Without apologizing for the behavior of those adults caught seeking sex with (fictional) young kids on TCAP, it’s still possible to see that this is an area where better education about what rape is and why it’s unacceptable has the potential to prevent real crimes and to protect more people from harm. TCAP is consistent in portraying as mysterious (even incomprehensible) adults’ willingness to show up to meet decoys even after seeing previous episodes of TCAP. But it’s likely that TCAP’s portrayal is both wrong and feeding further into the community mythologies of rape culture that allow adults to convince themselves they are the good ones, and thus their attempts to have sex with children are different – and more acceptable – than those of “predators”.
Rape culture theory, then, can successfully predict and explain certain behaviors and behavioral tendencies that other models fail to adequately address. As much as some might demean or disdain the concepts and models and lessons of rape culture, our societies will be better off paying attention to its predictions and heeding its lessons that it can possibly be so long as the inhuman rapist myth persists, even in the watered down, “incomprehensible” form of Dateline NBC.
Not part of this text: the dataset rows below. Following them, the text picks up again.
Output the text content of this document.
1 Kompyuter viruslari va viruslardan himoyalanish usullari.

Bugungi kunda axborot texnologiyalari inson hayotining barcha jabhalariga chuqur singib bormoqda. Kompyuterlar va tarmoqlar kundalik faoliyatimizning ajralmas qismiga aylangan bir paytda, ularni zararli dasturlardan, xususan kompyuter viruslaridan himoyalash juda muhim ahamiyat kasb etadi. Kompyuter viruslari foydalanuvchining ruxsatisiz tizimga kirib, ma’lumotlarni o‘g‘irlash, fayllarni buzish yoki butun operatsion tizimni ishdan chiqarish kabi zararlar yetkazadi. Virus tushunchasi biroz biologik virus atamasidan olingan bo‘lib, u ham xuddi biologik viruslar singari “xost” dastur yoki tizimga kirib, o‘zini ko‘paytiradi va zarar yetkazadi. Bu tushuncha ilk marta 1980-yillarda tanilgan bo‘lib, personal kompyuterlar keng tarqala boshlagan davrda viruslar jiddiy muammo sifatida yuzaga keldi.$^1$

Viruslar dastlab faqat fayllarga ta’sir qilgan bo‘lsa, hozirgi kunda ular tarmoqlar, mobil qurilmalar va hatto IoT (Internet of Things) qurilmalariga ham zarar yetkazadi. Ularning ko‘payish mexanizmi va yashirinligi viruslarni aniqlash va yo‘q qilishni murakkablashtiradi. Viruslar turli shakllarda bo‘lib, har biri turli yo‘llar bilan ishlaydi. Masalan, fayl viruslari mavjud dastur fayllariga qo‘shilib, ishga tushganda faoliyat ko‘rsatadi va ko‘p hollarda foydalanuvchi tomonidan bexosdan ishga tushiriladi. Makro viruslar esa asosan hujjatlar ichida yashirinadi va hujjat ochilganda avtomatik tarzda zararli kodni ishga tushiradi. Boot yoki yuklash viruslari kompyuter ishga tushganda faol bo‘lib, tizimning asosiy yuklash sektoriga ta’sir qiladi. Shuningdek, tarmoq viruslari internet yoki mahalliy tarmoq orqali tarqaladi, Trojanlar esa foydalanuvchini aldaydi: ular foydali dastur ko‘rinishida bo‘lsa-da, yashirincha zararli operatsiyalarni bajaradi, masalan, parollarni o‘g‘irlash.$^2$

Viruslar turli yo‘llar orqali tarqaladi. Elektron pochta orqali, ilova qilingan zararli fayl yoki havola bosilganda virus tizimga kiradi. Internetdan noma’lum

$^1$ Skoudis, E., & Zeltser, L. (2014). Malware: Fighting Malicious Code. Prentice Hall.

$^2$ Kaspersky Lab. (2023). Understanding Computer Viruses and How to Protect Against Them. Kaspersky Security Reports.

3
*1: The series is famous and infamous for various reasons, but if you’re unfamiliar with the premise, it involves the creation of fake profiles of fictional young teens, who then make appearances in internet chat spaces oriented toward romance and/or sex. Some of those spaces are explicitly about meeting people with whom one might eventually meet off-line, others are more question/answer spaces. But the point is always to wait for adult conversation partners to suggest sex, then to play the part of kids on the curious-to-enthusiastic end of the spectrum of interest in sex. For adults suggesting meeting offline, the decoys give the address of a house wired with hidden cameras. Most of those adults then show up to the house where they are taped from before they enter the door. Before things can progress to a point dangerous to the adult actors hired to portray the young teens adults think they are meeting, Chris Hanson comes out and uses the awkwardness of interrupting a moment that the adult thought was private to try to get the adult to comply with requests to sit down in an area well covered by cameras and then answer questions. After the interview is over and as soon as the adult leaves the home, the adult is arrested by local law enforcement.